Do you know in advance that you hate it when someone hits the snooze button fifteen times every morning? That you hate a messy room? Feel like mornings aren’t meant for chit chat? Let your roommate know as soon as you can about your little quirks and preferences. It's not fair to expect him or her to pick up on them right away, and communicating what you need is one of the best ways to eliminate problems before they become problems.
Communication is key when moving in with someone new. Whether you’re moving in with a close friend or a random roommate, this is going to be NEW. Communicate anything that your roommate should know about you. Communication is also important when any issues may arise. If something is bothering you, let them know before it grows into a larger conflict.
Everyone has their own set of personal boundaries. Discuss whether you are comfortable sharing things like food, appliances, etc. Try to keep your belongings in your area and don’t touch their belongings unless you have permission!
This may seem simple, but it's probably one of the biggest reasons why roommates experience conflict. Don't think they'll mind if you borrow their cleats for a quick soccer game? For all you know, you just stepped over an uncrossable line. Don't borrow, use, or take anything without getting permission first.
This could mean creating a chore chart to decide who is taking out the trash or vacuuming each week, but chore charts aren’t for everyone. What’s most important is ensuring that you and your roommate are both pulling weight to keep your space clean and organized.
One of the first things you should do after you’ve moved in with someone new is to become familiar with their schedule. This is especially important regarding sleep schedules. Your roommate isn’t going to be your biggest fan if they go to bed at 9 p.m. and you stay up until 3 a.m. doing homework with the light on every night. Find a schedule that works for both of you!
You may love having your study group into your room. But your roommate may not. Be mindful of how often you bring people over. If your roommate studies best in the quiet, and you study best in a group, can you alternate who hits the library and who gets the room?
This may seem like it has nothing to do with roommate relationships, but how would you feel if your roommate's laptop got stolen during the ten seconds it took you to run down the hall? Or vice versa? Locking your door and windows is a critical part of keeping safe on campus.
Don't go into your roommate relationship thinking that you are going to be best friends the whole time you're at school. It may happen, but expecting it sets both of you up for trouble. You should be friendly with your roommate but also make sure you have your own social circles. Even if you and your roommate don’t become best friends, being respectful will positively affect your room environment.
Realizing that other people come from different backgrounds and were raised differently will likely save you a lot of frustration in the long run. Understand that your roommate’s habits may not be exactly the same as your own, so try to find a way to meet in the middle if your differences are causing a conflict.

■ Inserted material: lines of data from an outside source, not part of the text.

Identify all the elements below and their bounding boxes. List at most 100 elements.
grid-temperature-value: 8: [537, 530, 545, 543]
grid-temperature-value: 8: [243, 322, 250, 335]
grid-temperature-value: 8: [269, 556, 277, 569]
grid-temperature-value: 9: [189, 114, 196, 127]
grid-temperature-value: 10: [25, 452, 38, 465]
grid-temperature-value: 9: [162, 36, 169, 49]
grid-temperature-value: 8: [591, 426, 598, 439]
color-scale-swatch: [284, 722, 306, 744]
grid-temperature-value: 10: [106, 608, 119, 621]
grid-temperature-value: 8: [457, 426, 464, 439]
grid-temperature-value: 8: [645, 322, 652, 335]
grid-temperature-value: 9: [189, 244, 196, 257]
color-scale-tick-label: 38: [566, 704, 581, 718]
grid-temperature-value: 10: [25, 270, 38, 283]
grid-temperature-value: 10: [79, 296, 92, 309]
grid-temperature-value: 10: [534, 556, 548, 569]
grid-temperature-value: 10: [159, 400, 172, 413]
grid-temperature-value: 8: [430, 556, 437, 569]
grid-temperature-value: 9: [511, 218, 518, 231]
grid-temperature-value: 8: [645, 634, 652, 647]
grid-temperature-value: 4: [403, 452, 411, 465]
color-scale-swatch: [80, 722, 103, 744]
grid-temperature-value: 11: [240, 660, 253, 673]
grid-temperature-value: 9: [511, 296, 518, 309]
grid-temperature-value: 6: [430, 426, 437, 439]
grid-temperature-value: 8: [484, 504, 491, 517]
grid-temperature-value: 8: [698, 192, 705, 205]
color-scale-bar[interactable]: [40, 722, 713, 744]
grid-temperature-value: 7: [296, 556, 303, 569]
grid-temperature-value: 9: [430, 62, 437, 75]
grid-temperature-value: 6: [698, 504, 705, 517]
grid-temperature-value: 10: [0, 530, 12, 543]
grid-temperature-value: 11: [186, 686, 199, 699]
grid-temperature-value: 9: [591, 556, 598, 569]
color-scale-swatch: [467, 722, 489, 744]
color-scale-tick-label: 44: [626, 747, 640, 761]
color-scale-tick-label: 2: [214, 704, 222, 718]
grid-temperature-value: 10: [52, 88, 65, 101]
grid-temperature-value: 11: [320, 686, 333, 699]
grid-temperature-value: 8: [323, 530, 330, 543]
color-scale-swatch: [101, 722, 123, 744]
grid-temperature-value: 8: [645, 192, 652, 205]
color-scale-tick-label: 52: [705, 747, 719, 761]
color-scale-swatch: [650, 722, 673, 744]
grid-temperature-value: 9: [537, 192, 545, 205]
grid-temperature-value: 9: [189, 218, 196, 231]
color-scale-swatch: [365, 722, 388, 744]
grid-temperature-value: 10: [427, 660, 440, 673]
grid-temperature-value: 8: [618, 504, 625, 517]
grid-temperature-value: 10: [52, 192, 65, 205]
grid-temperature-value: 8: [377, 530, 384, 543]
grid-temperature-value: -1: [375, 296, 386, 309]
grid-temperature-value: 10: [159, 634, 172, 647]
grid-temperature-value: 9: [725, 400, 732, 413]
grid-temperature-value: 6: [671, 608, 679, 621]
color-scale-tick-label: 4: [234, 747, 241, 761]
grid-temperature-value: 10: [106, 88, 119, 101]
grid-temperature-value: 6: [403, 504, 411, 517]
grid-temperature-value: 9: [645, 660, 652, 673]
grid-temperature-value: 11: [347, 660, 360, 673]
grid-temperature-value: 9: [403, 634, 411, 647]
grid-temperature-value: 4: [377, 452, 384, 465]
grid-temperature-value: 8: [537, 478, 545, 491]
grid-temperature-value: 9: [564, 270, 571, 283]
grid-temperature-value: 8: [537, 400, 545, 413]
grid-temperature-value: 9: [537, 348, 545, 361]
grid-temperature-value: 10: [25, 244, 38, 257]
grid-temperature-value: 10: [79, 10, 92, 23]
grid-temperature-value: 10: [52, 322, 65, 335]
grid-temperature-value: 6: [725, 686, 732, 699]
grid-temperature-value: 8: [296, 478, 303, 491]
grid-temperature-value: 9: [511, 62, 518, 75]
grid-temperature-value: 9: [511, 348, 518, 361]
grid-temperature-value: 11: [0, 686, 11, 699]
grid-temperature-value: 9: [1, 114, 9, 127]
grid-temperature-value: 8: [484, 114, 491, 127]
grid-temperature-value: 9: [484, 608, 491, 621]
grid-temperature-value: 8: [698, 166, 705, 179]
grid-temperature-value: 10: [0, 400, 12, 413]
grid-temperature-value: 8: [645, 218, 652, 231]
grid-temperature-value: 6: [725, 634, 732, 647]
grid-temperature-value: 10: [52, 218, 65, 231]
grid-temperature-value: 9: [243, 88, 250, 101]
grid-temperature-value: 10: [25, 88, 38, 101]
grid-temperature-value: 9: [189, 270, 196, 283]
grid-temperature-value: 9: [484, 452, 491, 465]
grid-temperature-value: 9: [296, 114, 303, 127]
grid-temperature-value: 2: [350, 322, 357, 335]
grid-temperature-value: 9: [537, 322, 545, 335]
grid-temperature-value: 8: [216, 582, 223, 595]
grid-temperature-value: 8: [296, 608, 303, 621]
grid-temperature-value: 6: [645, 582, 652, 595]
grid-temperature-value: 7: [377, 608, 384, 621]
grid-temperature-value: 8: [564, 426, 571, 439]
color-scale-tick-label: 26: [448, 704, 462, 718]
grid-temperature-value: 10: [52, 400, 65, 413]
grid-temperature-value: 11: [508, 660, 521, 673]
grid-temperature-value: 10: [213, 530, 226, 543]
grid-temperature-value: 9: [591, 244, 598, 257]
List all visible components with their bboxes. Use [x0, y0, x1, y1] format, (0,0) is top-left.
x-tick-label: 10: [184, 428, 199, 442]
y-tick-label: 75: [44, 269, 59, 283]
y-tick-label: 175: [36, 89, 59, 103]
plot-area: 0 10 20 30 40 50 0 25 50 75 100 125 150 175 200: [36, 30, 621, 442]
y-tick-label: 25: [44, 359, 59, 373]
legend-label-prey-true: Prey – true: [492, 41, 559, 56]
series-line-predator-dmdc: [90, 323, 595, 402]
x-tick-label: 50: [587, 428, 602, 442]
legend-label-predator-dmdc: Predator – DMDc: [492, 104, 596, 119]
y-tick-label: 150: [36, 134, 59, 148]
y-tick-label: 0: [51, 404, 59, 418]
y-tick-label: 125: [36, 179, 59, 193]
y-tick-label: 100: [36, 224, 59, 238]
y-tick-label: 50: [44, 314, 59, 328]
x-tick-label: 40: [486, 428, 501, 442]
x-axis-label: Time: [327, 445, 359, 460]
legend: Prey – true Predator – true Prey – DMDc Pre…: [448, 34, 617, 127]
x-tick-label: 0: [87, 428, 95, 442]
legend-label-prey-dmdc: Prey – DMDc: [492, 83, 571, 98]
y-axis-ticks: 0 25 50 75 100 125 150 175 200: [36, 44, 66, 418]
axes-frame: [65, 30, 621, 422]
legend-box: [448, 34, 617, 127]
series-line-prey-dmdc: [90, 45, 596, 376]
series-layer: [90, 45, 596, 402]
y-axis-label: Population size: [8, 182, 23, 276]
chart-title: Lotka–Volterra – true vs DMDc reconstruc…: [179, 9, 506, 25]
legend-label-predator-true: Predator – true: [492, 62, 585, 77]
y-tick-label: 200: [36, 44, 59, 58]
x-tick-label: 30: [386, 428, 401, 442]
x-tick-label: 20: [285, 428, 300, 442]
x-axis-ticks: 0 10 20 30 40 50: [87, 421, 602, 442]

You should expect to learn, grow, and change during your time at school. And the same should happen to your roommate, if all goes well. As the semester progresses, realize things will change for both of you. Be comfortable addressing things that unexpectedly come up, setting new rules, and being flexible to your changing environment.
Personal space can become a huge issue in with roommates. Be mindful that you are sharing a space with another person and take their feelings into consideration. Transitioning to a less spacious living arrangement can be tough and having to share your space with another person can make it even tougher. Let the other person have a few hours in the room to themselves each week. Practice quiet time - even if you have similar taste in music, shows and movies, that doesn’t mean that they constantly want to hear whatever you’re watching or listening to.

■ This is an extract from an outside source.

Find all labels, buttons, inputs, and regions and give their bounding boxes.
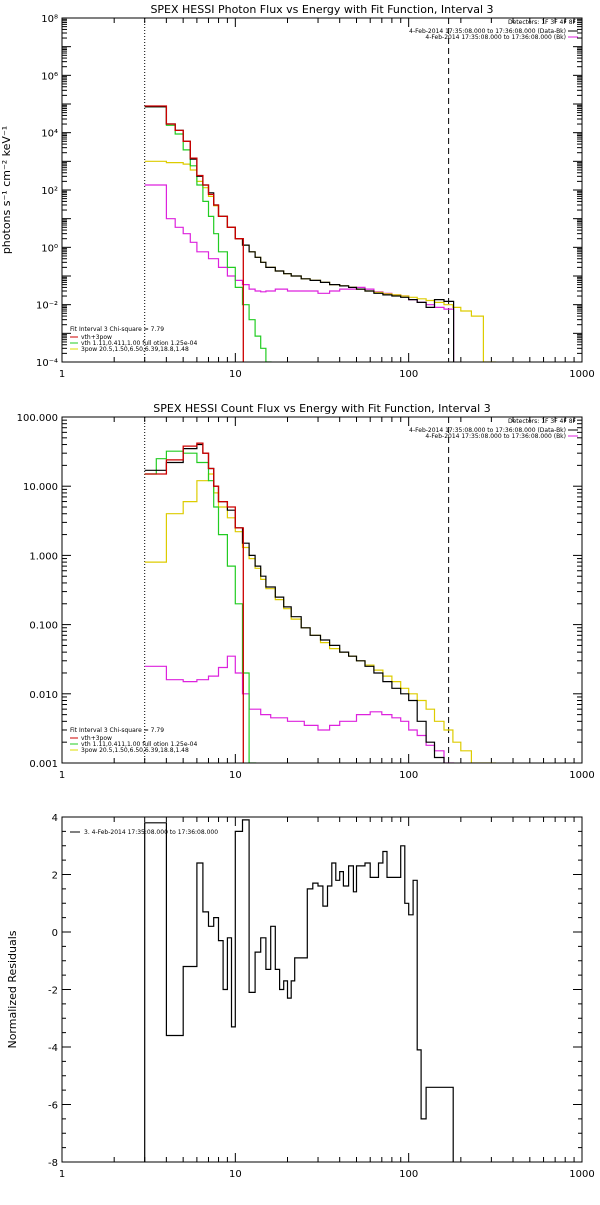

Is your roommate always forgetting stuff for the shower and taking yours? Are your clothes being borrowed faster than you can wash them? Addressing things that bug you while they're still little can help your roommate be aware of something they may not otherwise know. And addressing little things is much easier than addressing them after they've become big.
You may not have been totally honest with tip #2, or you may suddenly find yourself with a roommate who goes wild after being shy and quiet the first two months. Either way, if something gets to be a big problem quickly, deal with it as soon as you can.